Entah apa yang merasuki rezim ini. Semakin hari
semakin represif dan melakukan apa saja untuk membungkam siapapun yang tak
sejalan dengan penguasa. Peringatan keras kepada ASN yang mengkritik pemerintah
melalui media sosial, pencopotan jabatan beberapa anggota TNI karena status
para istri, hingga proses hukum yang cepat atas para pengkritik dengan alasan
ujaran kebencian. Belum lagi tindakan represif aparat saat demonstrasi menyampaikan aspirasi.

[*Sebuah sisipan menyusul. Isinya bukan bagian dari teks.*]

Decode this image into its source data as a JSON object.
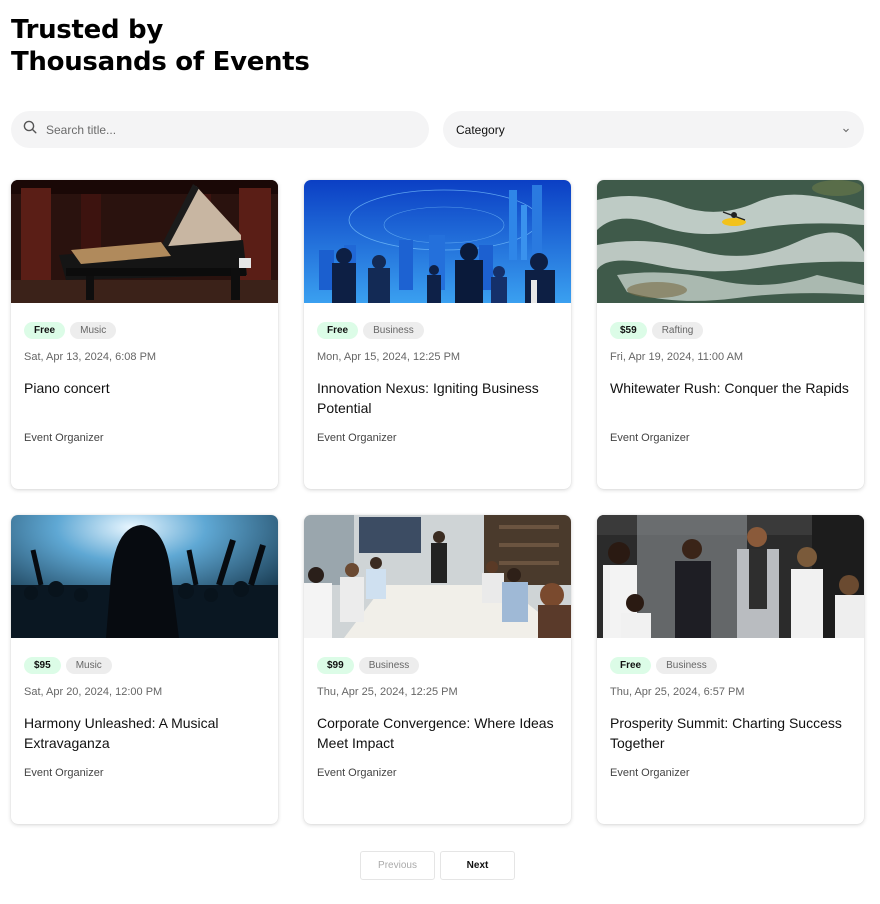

Rentetan peristiwa yang sangat bertolak belakang dengan klaim sebagai penguasa
yang demokratis dan terpilih melalui pesta demokrasi. Kebebasan berpendapat
yang dijamin dalam sistem demokrasi seolah hanya omong kosong belaka, sebatas
jargon pemanis kata.
Namun dibungkamnya kebebasan berpendapat, perlahan
namun pasti akan terjadi meski berada dalam sistem demokrasi. Kedok jahat
demokrasi yang menjadi andalan sistem pemerintahan kapitalis sekular akan
semakin terbuka. Sejatinya tidak ada kebebasan menyampaikan aspirasi dalam
demokrasi, yang ada adalah usaha mempertahankan kekuasaan dengan segala cara
dan menjamin kepentingan para pemilik modal saja. Kepentingan dan suara rakyat
sama sekali tak mendapat ruang selama tidak berpihak pada penguasa. Tirani
minoritas yang berkuasa akan menindas mayoritas. Dengan demikian kita tinggal
menanti lonceng kematian demokrasi berbunyi.
Memang inilah wajah asli demokrasi, jargon dari,
oleh dan untuk rakyat hanya kedok belaka, sejatinya para pemilik modallah yang
menentukan segalanya, kritik dari rakyat hanya akan dianggap sebagai angin
lalu, bahkan jika perlu dikriminalkan.
Sangat berbeda jauh dengan sistem Islam yang
membuka lebar pintu kritik, masukan dan muhasabah kepada penguasa. Dalam
Islam, selama masih dalam koridor akidah dan hukum Islam, kritik atau muhasabah
adalah kontrol pada penguasa di saat menjalankan amanahnya sebagai pengurus
urusan rakyat. Sebagaimana yang dilaksanakan Rasulullah dan para khalifah
terdahulu. Rasulullah saw tak sungkan meminta masukan dari para sahabat,
seabagaimana Umar Khattab ra. menerima kritikan atas kebijakannya membatasi
mahar, Muawiyah ra. yang tak marah dikritik Jariyah bin Qudama as-Sa’adi di
depan menteri Romawi yang sedang berkunjung, dan masih banyak lagi peristiwa
lainnya, dengan kesimpulan yang satu, penguasa yang menjalankan sistem Islam
bukanlah pemimpin yang alergi mendengarkan aspirasi.